In recent years, many Internet services have begun to upload data directly to general databases. For example, much of Ant Financial Services Group's data is on ODPS (the MaxCompute service on Aliyun) and a new generation of intelligent data systems. This prompts us to consider doing data cleaning and preprocessing in the database, while feature engineering, automatic machine learning, and training processes are done in AI engines such as ElasticDL. SQLFlow translates the SQL program with extended syntax into a Python program, linking the two parts.

In such a scenario, if AI requires many parameters, the user also needs to provide these parameters in the SQL program. For example, the following SQL statement extracts the user's age, work department, and workplace from the database to predict their income.

Among them, the TRAIN clause specifies the model to be trained; the COLUMN clause specifies how to map the data into features; LABEL specifies the value to be predicted; WITH specifies various parameters in the training process, in which dist_strategy is the distributed strategy that needs to be specified when calling Keras/TensorFlow for training, and gpus specifies the resources needed. These are not needed when SQLFlow calls ElasticDL, because ElasticDL automatically selects distributed policies and algorithms.
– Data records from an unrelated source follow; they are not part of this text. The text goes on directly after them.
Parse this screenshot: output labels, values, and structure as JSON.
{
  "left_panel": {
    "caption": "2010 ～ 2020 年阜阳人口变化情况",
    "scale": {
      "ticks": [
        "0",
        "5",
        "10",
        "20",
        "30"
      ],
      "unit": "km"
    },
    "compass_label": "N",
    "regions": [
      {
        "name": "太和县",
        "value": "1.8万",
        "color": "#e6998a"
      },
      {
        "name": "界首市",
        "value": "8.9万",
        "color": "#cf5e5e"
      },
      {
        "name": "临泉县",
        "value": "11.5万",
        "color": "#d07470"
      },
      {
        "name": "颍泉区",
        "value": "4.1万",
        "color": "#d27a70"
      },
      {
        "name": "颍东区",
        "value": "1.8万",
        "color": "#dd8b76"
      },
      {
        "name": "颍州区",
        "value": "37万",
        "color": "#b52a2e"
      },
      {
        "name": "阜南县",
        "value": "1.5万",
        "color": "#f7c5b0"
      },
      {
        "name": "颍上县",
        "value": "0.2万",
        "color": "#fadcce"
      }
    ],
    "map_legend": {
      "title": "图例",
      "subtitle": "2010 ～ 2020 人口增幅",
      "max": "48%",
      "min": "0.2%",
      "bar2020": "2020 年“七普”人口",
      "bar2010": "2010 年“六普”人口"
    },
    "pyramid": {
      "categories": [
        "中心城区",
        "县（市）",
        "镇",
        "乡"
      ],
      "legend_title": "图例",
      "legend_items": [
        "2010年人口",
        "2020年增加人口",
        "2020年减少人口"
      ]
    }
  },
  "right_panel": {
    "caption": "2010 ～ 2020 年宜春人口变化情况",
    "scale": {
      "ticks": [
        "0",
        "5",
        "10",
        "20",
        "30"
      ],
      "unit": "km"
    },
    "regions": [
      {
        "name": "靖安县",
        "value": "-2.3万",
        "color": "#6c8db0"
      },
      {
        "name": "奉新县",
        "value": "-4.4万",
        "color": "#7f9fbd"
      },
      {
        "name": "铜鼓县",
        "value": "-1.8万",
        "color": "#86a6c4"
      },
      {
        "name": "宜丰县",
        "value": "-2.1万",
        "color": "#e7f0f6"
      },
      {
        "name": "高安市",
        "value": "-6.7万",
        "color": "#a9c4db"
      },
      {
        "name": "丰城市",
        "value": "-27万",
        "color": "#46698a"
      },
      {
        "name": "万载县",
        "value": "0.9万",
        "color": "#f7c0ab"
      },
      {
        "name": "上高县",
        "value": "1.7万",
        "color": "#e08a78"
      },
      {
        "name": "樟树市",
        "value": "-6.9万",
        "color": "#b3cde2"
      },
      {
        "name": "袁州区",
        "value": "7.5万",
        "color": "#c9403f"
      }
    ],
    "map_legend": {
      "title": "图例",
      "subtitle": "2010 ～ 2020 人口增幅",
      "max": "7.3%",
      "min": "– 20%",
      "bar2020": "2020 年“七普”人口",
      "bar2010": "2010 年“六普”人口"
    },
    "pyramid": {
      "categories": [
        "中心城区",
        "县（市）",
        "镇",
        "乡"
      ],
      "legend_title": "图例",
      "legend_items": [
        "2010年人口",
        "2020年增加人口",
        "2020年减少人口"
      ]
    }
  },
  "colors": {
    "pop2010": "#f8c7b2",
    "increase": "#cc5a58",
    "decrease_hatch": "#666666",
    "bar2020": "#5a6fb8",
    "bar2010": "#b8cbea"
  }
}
As can be seen from this example, the artificial intelligence engine needs to be more intelligent, including AutoML and automatic feature engineering, if users are to provide as few parameters as possible. The ElasticDL project has a long way to go. We look forward to simplifying the above SQL program to the following form:

The status quo of the ElasticDL project

The ElasticDL project is in its early exploratory stage. API is in the process of evolution. This open source version does not include code to automatically select distribution strategies and algorithms. Compared with the implementation of distributed computing in TensorFlow runtime, the performance of distributed training based on Python API based on TensorFlow 2.0 eager mode still lags far behind. The ElasticDL team is working with the Google Brain team to develop the above asynchronous SGD + delayed model update capabilities, as well as Kubernetes-native AllReduce. I hope it can be made available to you in the next version.

At present, the distributed SGD training method based on parameter server implemented by ElasticDL verifies fault tolerance and flexible scheduling. It also runs on both the Kubernetes 1.12 cluster on Google Cloud and Ali Sigma 3.1 (a high-performance implementation of Kubernetes). Also, the ElasticDL team developed code generator for SQLFlow to generate ElasticDL programs.

We hope to open source ElasticDL and share its design intention as soon as possible, bring together efforts from different companies and communities, explore the distributed training ecology of Google TensorFlow 2.0 and Kubernetes, and achieve a convenient end-to-end artificial intelligence development kit as soon as possible.

Which hospital does Shenyang go to to see venereal diseases: http://www.120sysdyy.com/

Welcome to subscribe "Shulou Technology Information " to get latest news, interesting things and hot topics in the IT industry, and controls the hottest and latest Internet news, technology news and IT industry trends.

*The comments in the above article only represent the author's personal views and do not represent the views and positions of this website. If you have more insights, please feel free to contribute and share.